BOSTON CONCERT PREVIEW: 10 essential David Byrne tracks

Via Wicked Local Gloucester

Photo by Jody Rogac

By Pete Chianca

He’ll always be remembered for his groundbreaking art rock with the Talking Heads in the 1970s and ’80s. But for almost three decades, David Byrne has been amassing an impressive body of solo work -- in addition to side projects like a book about bicycling and a disco opera, that is. (More on that last one later.)
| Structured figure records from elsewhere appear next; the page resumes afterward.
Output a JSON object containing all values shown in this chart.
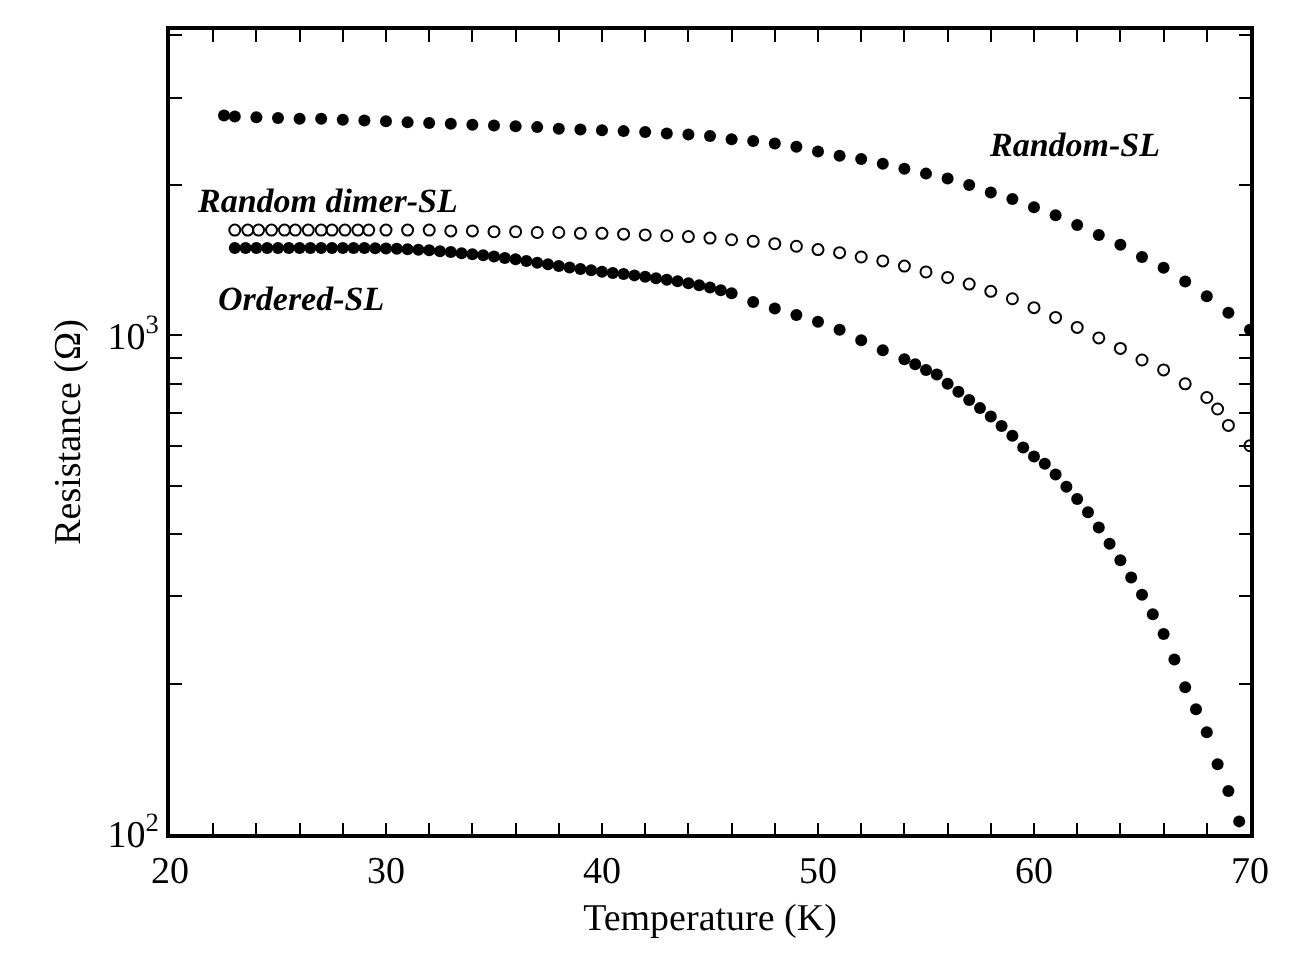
{
  "chart_data": {
    "type": "scatter",
    "xlabel": "Temperature (K)",
    "ylabel": "Resistance (Ω)",
    "log": "y",
    "legend": false,
    "xlim": [
      20,
      70
    ],
    "ylim": [
      100,
      4100
    ],
    "xticks": [
      20,
      {
        "value": 22,
        "label": null
      },
      {
        "value": 24,
        "label": null
      },
      {
        "value": 26,
        "label": null
      },
      {
        "value": 28,
        "label": null
      },
      30,
      {
        "value": 32,
        "label": null
      },
      {
        "value": 34,
        "label": null
      },
      {
        "value": 36,
        "label": null
      },
      {
        "value": 38,
        "label": null
      },
      40,
      {
        "value": 42,
        "label": null
      },
      {
        "value": 44,
        "label": null
      },
      {
        "value": 46,
        "label": null
      },
      {
        "value": 48,
        "label": null
      },
      50,
      {
        "value": 52,
        "label": null
      },
      {
        "value": 54,
        "label": null
      },
      {
        "value": 56,
        "label": null
      },
      {
        "value": 58,
        "label": null
      },
      60,
      {
        "value": 62,
        "label": null
      },
      {
        "value": 64,
        "label": null
      },
      {
        "value": 66,
        "label": null
      },
      {
        "value": 68,
        "label": null
      },
      70
    ],
    "yticks": [
      {
        "value": 100,
        "label": "10$^{2}$"
      },
      {
        "value": 200,
        "label": null
      },
      {
        "value": 300,
        "label": null
      },
      {
        "value": 400,
        "label": null
      },
      {
        "value": 500,
        "label": null
      },
      {
        "value": 600,
        "label": null
      },
      {
        "value": 700,
        "label": null
      },
      {
        "value": 800,
        "label": null
      },
      {
        "value": 900,
        "label": null
      },
      {
        "value": 1000,
        "label": "10$^{3}$"
      },
      {
        "value": 2000,
        "label": null
      },
      {
        "value": 3000,
        "label": null
      },
      {
        "value": 4000,
        "label": null
      }
    ],
    "series": [
      {
        "name": "Random-SL",
        "color": "#000000",
        "marker": "circle",
        "x": [
          22.5,
          23,
          24,
          25,
          26,
          27,
          28,
          29,
          30,
          31,
          32,
          33,
          34,
          35,
          36,
          37,
          38,
          39,
          40,
          41,
          42,
          43,
          44,
          45,
          46,
          47,
          48,
          49,
          50,
          51,
          52,
          53,
          54,
          55,
          56,
          57,
          58,
          59,
          60,
          61,
          62,
          63,
          64,
          65,
          66,
          67,
          68,
          69,
          70
        ],
        "values": [
          2761,
          2750,
          2741,
          2730,
          2720,
          2720,
          2709,
          2699,
          2689,
          2679,
          2668,
          2658,
          2648,
          2638,
          2628,
          2618,
          2599,
          2589,
          2579,
          2570,
          2560,
          2541,
          2531,
          2512,
          2474,
          2455,
          2427,
          2391,
          2338,
          2294,
          2260,
          2210,
          2160,
          2112,
          2064,
          2003,
          1936,
          1879,
          1809,
          1742,
          1665,
          1591,
          1521,
          1437,
          1368,
          1283,
          1199,
          1111,
          1027
        ]
      },
      {
        "name": "Random dimer-SL",
        "color": "#000000",
        "marker": "circle-open",
        "x": [
          23.0,
          23.6,
          24.1,
          24.7,
          25.3,
          25.8,
          26.4,
          27.0,
          27.5,
          28.1,
          28.7,
          29.2,
          30,
          31,
          32,
          33,
          34,
          35,
          36,
          37,
          38,
          39,
          40,
          41,
          42,
          43,
          44,
          45,
          46,
          47,
          48,
          49,
          50,
          51,
          52,
          53,
          54,
          55,
          56,
          57,
          58,
          59,
          60,
          61,
          62,
          63,
          64,
          65,
          66,
          67,
          68,
          68.5,
          69,
          70
        ],
        "values": [
          1627,
          1627,
          1627,
          1627,
          1627,
          1627,
          1627,
          1627,
          1627,
          1627,
          1627,
          1627,
          1627,
          1627,
          1627,
          1621,
          1621,
          1615,
          1615,
          1609,
          1609,
          1603,
          1603,
          1597,
          1591,
          1585,
          1579,
          1568,
          1556,
          1545,
          1528,
          1510,
          1487,
          1466,
          1437,
          1411,
          1378,
          1341,
          1307,
          1268,
          1226,
          1185,
          1137,
          1087,
          1038,
          989,
          942,
          893,
          853,
          800,
          751,
          712,
          660,
          601
        ]
      },
      {
        "name": "Ordered-SL",
        "color": "#000000",
        "marker": "circle",
        "x": [
          23,
          23.5,
          24,
          24.5,
          25,
          25.5,
          26,
          26.5,
          27,
          27.5,
          28,
          28.5,
          29,
          29.5,
          30,
          30.5,
          31,
          31.5,
          32,
          32.5,
          33,
          33.5,
          34,
          34.5,
          35,
          35.5,
          36,
          36.5,
          37,
          37.5,
          38,
          38.5,
          39,
          39.5,
          40,
          40.5,
          41,
          41.5,
          42,
          42.5,
          43,
          43.5,
          44,
          44.5,
          45,
          45.5,
          46,
          47,
          48,
          49,
          50,
          51,
          52,
          53,
          54,
          54.5,
          55,
          55.5,
          56,
          56.5,
          57,
          57.5,
          58,
          58.5,
          59,
          59.5,
          60,
          60.5,
          61,
          61.5,
          62,
          62.5,
          63,
          63.5,
          64,
          64.5,
          65,
          65.5,
          66,
          66.5,
          67,
          67.5,
          68,
          68.5,
          69,
          69.5
        ],
        "values": [
          1498,
          1498,
          1498,
          1498,
          1498,
          1498,
          1498,
          1498,
          1498,
          1498,
          1498,
          1498,
          1498,
          1497,
          1495,
          1492,
          1490,
          1486,
          1482,
          1476,
          1470,
          1462,
          1455,
          1448,
          1440,
          1431,
          1422,
          1411,
          1400,
          1389,
          1378,
          1369,
          1360,
          1351,
          1342,
          1335,
          1328,
          1320,
          1312,
          1303,
          1294,
          1284,
          1273,
          1261,
          1248,
          1232,
          1215,
          1167,
          1133,
          1099,
          1066,
          1027,
          978,
          934,
          896,
          876,
          853,
          835,
          800,
          771,
          742,
          715,
          688,
          658,
          629,
          596,
          572,
          553,
          526,
          497,
          470,
          442,
          412,
          382,
          354,
          327,
          302,
          276,
          252,
          224,
          197,
          178,
          160,
          138,
          122,
          106
        ]
      }
    ]
  }
}
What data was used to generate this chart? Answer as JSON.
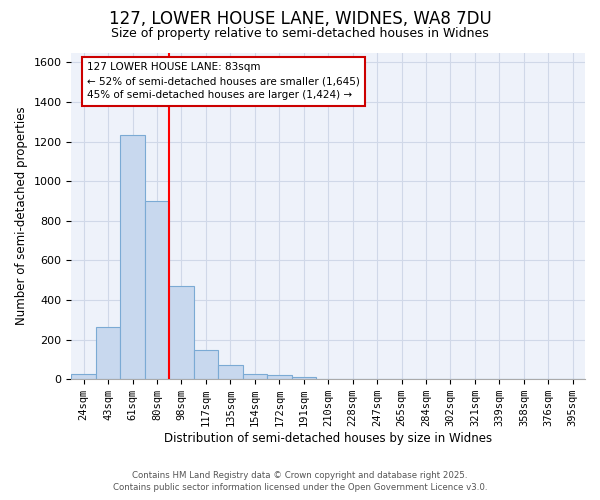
{
  "title": "127, LOWER HOUSE LANE, WIDNES, WA8 7DU",
  "subtitle": "Size of property relative to semi-detached houses in Widnes",
  "xlabel": "Distribution of semi-detached houses by size in Widnes",
  "ylabel": "Number of semi-detached properties",
  "categories": [
    "24sqm",
    "43sqm",
    "61sqm",
    "80sqm",
    "98sqm",
    "117sqm",
    "135sqm",
    "154sqm",
    "172sqm",
    "191sqm",
    "210sqm",
    "228sqm",
    "247sqm",
    "265sqm",
    "284sqm",
    "302sqm",
    "321sqm",
    "339sqm",
    "358sqm",
    "376sqm",
    "395sqm"
  ],
  "values": [
    27,
    265,
    1235,
    900,
    470,
    150,
    70,
    28,
    20,
    13,
    0,
    0,
    0,
    0,
    0,
    0,
    0,
    0,
    0,
    0,
    0
  ],
  "bar_color": "#c8d8ee",
  "bar_edge_color": "#7baad4",
  "grid_color": "#d0d8e8",
  "bg_color": "#ffffff",
  "plot_bg_color": "#eef2fa",
  "annotation_line1": "127 LOWER HOUSE LANE: 83sqm",
  "annotation_line2": "← 52% of semi-detached houses are smaller (1,645)",
  "annotation_line3": "45% of semi-detached houses are larger (1,424) →",
  "annotation_box_color": "#ffffff",
  "annotation_box_edge": "#cc0000",
  "red_line_index": 3.5,
  "ylim": [
    0,
    1650
  ],
  "yticks": [
    0,
    200,
    400,
    600,
    800,
    1000,
    1200,
    1400,
    1600
  ],
  "title_fontsize": 12,
  "subtitle_fontsize": 9,
  "footer_line1": "Contains HM Land Registry data © Crown copyright and database right 2025.",
  "footer_line2": "Contains public sector information licensed under the Open Government Licence v3.0."
}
On his current tour -- which Byrne calls his most ambitious since the Talking Heads’ legendary “Stop Making Sense” shows -- he’s accompanied by a choreographed 12-piece band on a set of solo songs along with Heads classics. To commemorate his two upcoming stops at Boston’s Blue Hills Bank Pavilion, here’s a run through 10 of the most memorable solo (and almost-solo) tracks from Byrne’s post-Heads repertoire.

“Loco De Amor,” from Rei Momo (1989). Byrne’s first solo disc remains a masterpiece, merging his typically quirky lyrics with styles from merengue and samba to mambo, cumbia, and cha-cha-chá. This track, backed by Celia Cruz and featured on the “Something Wild” soundtrack, exemplifies the album’s raucous spirit.

“Now I’m Your Mom,” from Uh-Oh (1992). The message may be a bit muddled -- Byrne’s song, about a man breaking it to his child that he is now a she, employs a host of points of view, and sometimes it’s hard to keep up. But that he was singing about transgender issues at all in 1992 is remarkable, and that’s some funky bassline.

“Buck Naked,” from David Byrne (1994). Byrne boasted a rawer sound -- and much longer hair -- on this spare and effective release. This track, which makes a case for lowering our defenses and embracing our common ground (“We’re all naked if you turn us inside out,” Byrne points out) is, sadly, not about George Costanza’s porn name.

“Miss America,” from Feelings (1997). Byrne has spent a career stripping away America’s shiny veneer, and this track -- where he declares of the titular nation, “I know how tall she is without her platform shoes” -- is no exception. In fact, it’s never been timelier.

“Like Humans Do,” from Look Into The Eyeball (2001). Finding the joy in the banalities of human existence is another Byrne trademark, and this bouncy ode to the everyday grind (“I work and I sleep and I dance and I’m dead”) is a classic of the genre.

“The Other Side of This Life,” from Grown Backwards (2004). Byrne spared no expense on this lushly orchestrated album, and even if it’s not entirely clear what this song’s about -- the perils of giving in to consumer culture, maybe? -- the gorgeous strings make it a keeper.

“Strange Overtones” with Brian Eno, from Everything That Happens Will Happen Today (2008). Taken from the more accessible of Byrne’s two collaborations with Eno (the first, 1981′s “My Life in The Bush of Ghosts,” made a splash with its use of ambient noise and “found sounds”), this track typifies the album’s electronic gospel style and its themes of humanity vs. technology (noting, “a heart is not enough”).

“American Troglodyte” with Fatboy Slim, from Here Lies Love (2010). Do yourself a favor and listen to the entirety of “Here Lies Love,” the concept album based on Byrne’s wild disco musical about former First Lady of the Philippines Imelda Marcos. It features 22 guest vocalists, from Florence Welch to Cyndi Lauper to Steve Earle, and this is Byrne’s vocal contribution, a typically Byrne-ian treatise on our own willful ignorance.

“Outside of Space and Time” with St. Vincent, from Love This Giant (2012). On this album-length collaboration, Byrne proved a generous and effective partner with beloved indie artist St. Vincent (a.k.a. Annie Clark). This song about buildings and food, awash like the rest of the album with off-kilter harmonies and quirky horns, is a sweet closer to that collection.

“Every Day Is a Miracle,” from American Utopia (2018). Byrne is back in rare form with his latest release, which embraces a classic Talking Heads sound with splashes of disco, electronica and world rhythms. This buoyant track -- which probes the mental and emotional states of chickens, cockroaches and elephants -- is the perfect reminder that we humans are the most absurd animal of all.